There is actually not much separating capitalism and socialism other than workers being in control of the means of production.

Socialism doesn't have anything against markets. Socialism doesn't have anything against organizational structures. What it does have issue with is workers not having any democratic say in how their workplaces operate and who they choose to do business with.

That's the thing, not a lot would have to change, other than putting legal protections and norms in place for workplace elections and so on.

[–] intensely_human@lemm.ee -4 points 1 year ago (7 children)

There is nothing preventing anyone from starting a worker-owned collective. The fact that they don’t, while having the freedom to do so, indicates that the typical arrangement of wage labor is consensual. It’s what people choose.

If socialism requires an arrangement other than the one they would freely choose, then socialism requires a non-free market where people are forced into economic arrangements they wouldn’t freely choose.

So socialist may not in principle have anything against markets, but the fact that the implementation of socialism requires curtailing markets means it does have something against markets in practice.

[–] dingus@lemmy.ml 20 points 1 year ago* (last edited 1 year ago) (4 children)

The fact that they don’t, while having the freedom to do so, indicates that the typical arrangement of wage labor is consensual.

It's actually that most people simply don't have the capital to do so while entrenched capitalist interests do. But I guess maybe you're conveniently ignoring that wildly imbalanced scale to be able to say it's consenual. Most people are only born with their labor to sell while the capitalist class hands off their wealth to their progeny, who can live without labor, and thus do things like start a business without fear of failure. More than half of new businesses fail within 10 years. For someone without oodles of capital to fall back on, that kind of failure can be financially devastating, which makes them less likely to choose to run their own business, because the risk is far higher. The risk to the nepo-baby is negligible, because they have capital to fall back on, so they are more likely to start their own business. This is obviously an unbalanced situation so calling it "consensual" is frankly bullshit. Also it ignores the coercive nature of the risk of homelessness if your business fails badly, once again something the capital-having nepo-baby doesn't have to fear or risk.
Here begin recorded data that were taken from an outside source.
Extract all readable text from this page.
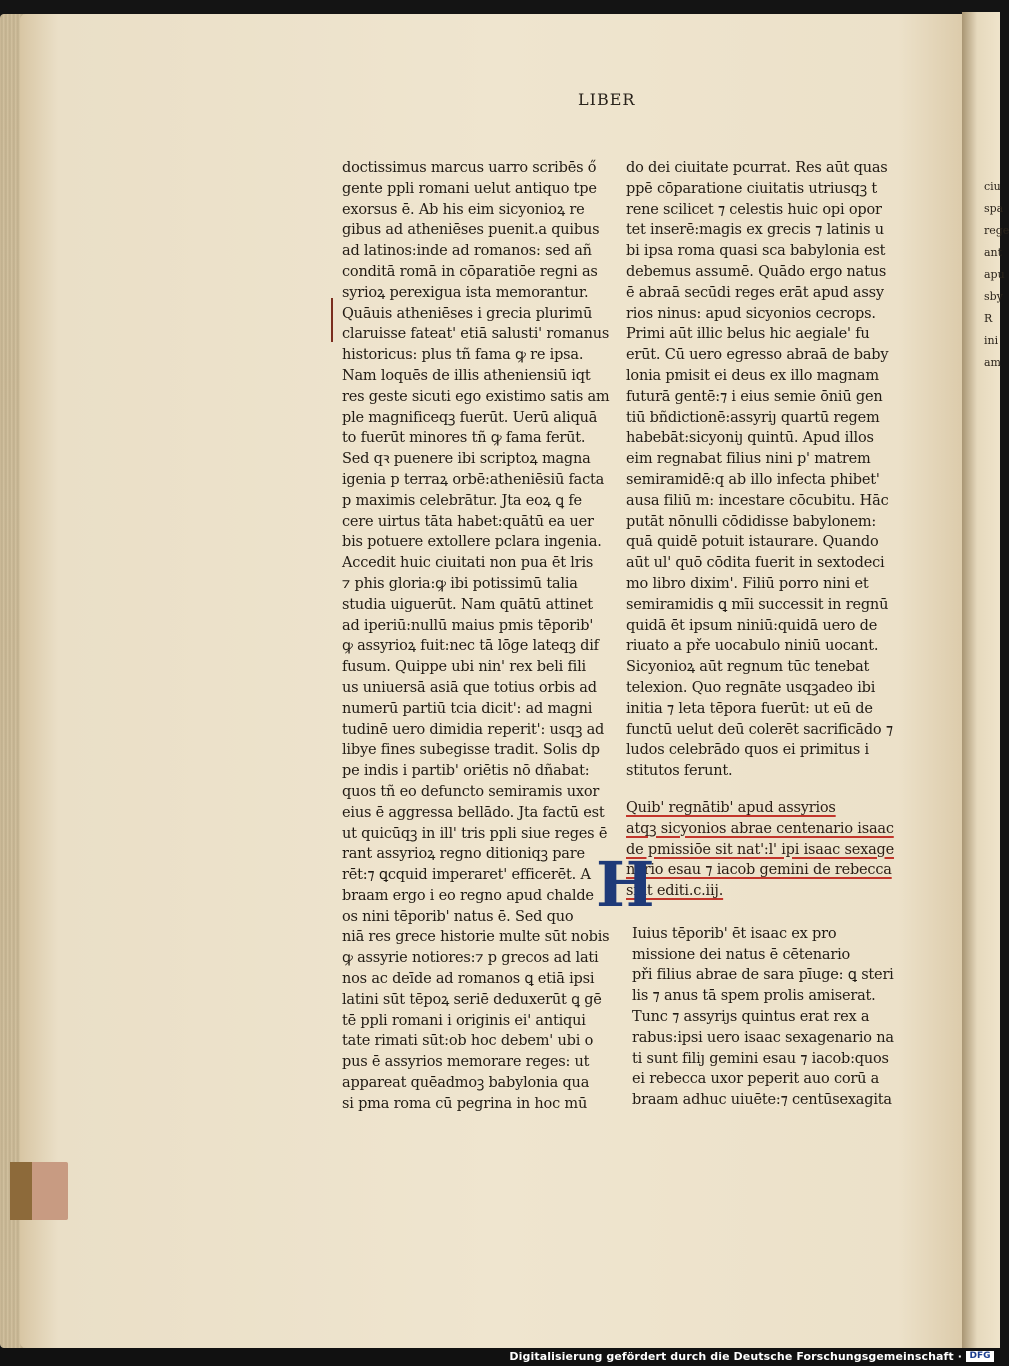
ciu
spa
rege
ant
apu
sby
R
ini
am
LIBER
doctissimus marcus uarro scribēs ő
gente ppli romani uelut antiquo tpe
exorsus ē. Ab his eim sicyonioꝝ re
gibus ad atheniēses puenit.a quibus
ad latinos:inde ad romanos: sed añ
conditā romā in cōparatiōe regni as
syrioꝝ perexigua ista memorantur.
Quāuis atheniēses i grecia plurimū
claruisse fateat' etiā salusti' romanus
historicus: plus tñ fama ꝙ re ipsa.
Nam loquēs de illis atheniensiū iqt
res geste sicuti ego existimo satis am
ple magnificeqꝫ fuerūt. Uerū aliquā
to fuerūt minores tñ ꝙ fama ferūt.
Sed qꝛ puenere ibi scriptoꝝ magna
igenia p terraꝝ orbē:atheniēsiū facta
p maximis celebrātur. Jta eoꝝ ꝗ fe
cere uirtus tāta habet:quātū ea uer
bis potuere extollere pclara ingenia.
Accedit huic ciuitati non pua ēt lris
⁊ phis gloria:ꝙ ibi potissimū talia
studia uiguerūt. Nam quātū attinet
ad iperiū:nullū maius pmis tēporib'
ꝙ assyrioꝝ fuit:nec tā lōge lateqꝫ dif
fusum. Quippe ubi nin' rex beli fili
us uniuersā asiā que totius orbis ad
numerū partiū tcia dicit': ad magni
tudinē uero dimidia reperit': usqꝫ ad
libye fines subegisse tradit. Solis dp
pe indis i partib' oriētis nō dñabat:
quos tñ eo defuncto semiramis uxor
eius ē aggressa bellādo. Jta factū est
ut quicūqꝫ in ill' tris ppli siue reges ē
rant assyrioꝝ regno ditioniqꝫ pare
rēt:⁊ ꝗcquid imperaret' efficerēt. A
braam ergo i eo regno apud chalde
os nini tēporib' natus ē. Sed quo
niā res grece historie multe sūt nobis
ꝙ assyrie notiores:⁊ p grecos ad lati
nos ac deīde ad romanos ꝗ etiā ipsi
latini sūt tēpoꝝ seriē deduxerūt ꝗ gē
tē ppli romani i originis ei' antiqui
tate rimati sūt:ob hoc debem' ubi o
pus ē assyrios memorare reges: ut
appareat quēadmoꝫ babylonia qua
si pma roma cū pegrina in hoc mū
do dei ciuitate pcurrat. Res aūt quas
ppē cōparatione ciuitatis utriusqꝫ t
rene scilicet ⁊ celestis huic opi opor
tet inserē:magis ex grecis ⁊ latinis u
bi ipsa roma quasi sca babylonia est
debemus assumē. Quādo ergo natus
ē abraā secūdi reges erāt apud assy
rios ninus: apud sicyonios cecrops.
Primi aūt illic belus hic aegiale' fu
erūt. Cū uero egresso abraā de baby
lonia pmisit ei deus ex illo magnam
futurā gentē:⁊ i eius semie ōniū gen
tiū bñdictionē:assyriȷ quartū regem
habebāt:sicyoniȷ quintū. Apud illos
eim regnabat filius nini p' matrem
semiramidē:q ab illo infecta phibet'
ausa filiū m: incestare cōcubitu. Hāc
putāt nōnulli cōdidisse babylonem:
quā quidē potuit istaurare. Quando
aūt ul' quō cōdita fuerit in sextodeci
mo libro dixim'. Filiū porro nini et
semiramidis ꝗ mīi successit in regnū
quidā ēt ipsum niniū:quidā uero de
riuato a pře uocabulo niniū uocant.
Sicyonioꝝ aūt regnum tūc tenebat
telexion. Quo regnāte usqꝫadeo ibi
initia ⁊ leta tēpora fuerūt: ut eū de
functū uelut deū colerēt sacrificādo ⁊
ludos celebrādo quos ei primitus i
stitutos ferunt.
Quib' regnātib' apud assyrios
atqꝫ sicyonios abrae centenario isaac
de pmissiōe sit nat':l' ipi isaac sexage
nario esau ⁊ iacob gemini de rebecca
sint editi.c.iij.
Iuius tēporib' ēt isaac ex pro
missione dei natus ē cētenario
při filius abrae de sara pīuge: ꝗ steri
lis ⁊ anus tā spem prolis amiserat.
Tunc ⁊ assyriȷs quintus erat rex a
rabus:ipsi uero isaac sexagenario na
ti sunt filiȷ gemini esau ⁊ iacob:quos
ei rebecca uxor peperit auo corū a
braam adhuc uiuēte:⁊ centūsexagita
H
Digitalisierung gefördert durch die Deutsche Forschungsgemeinschaft · DFG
Like, it's generally considered at this point that Monica Lewinsky didn't have consensual sex with Bill Clinton simply because the power relations were wildly off. He was the President of the United States of America at it's absolute zenith in history, while she was a random 20-something intern with no connections or power in the situation.

Nice try, tho.

[–] steltek@lemm.ee -4 points 1 year ago

It's really not that hard to start a small business. There's no grand shadowy conspiracy against your idea. If it was a superior method, it would see more widespread success. Bluntly forcing one business structure and removing freedoms when there are far less drastic tools is a big ask.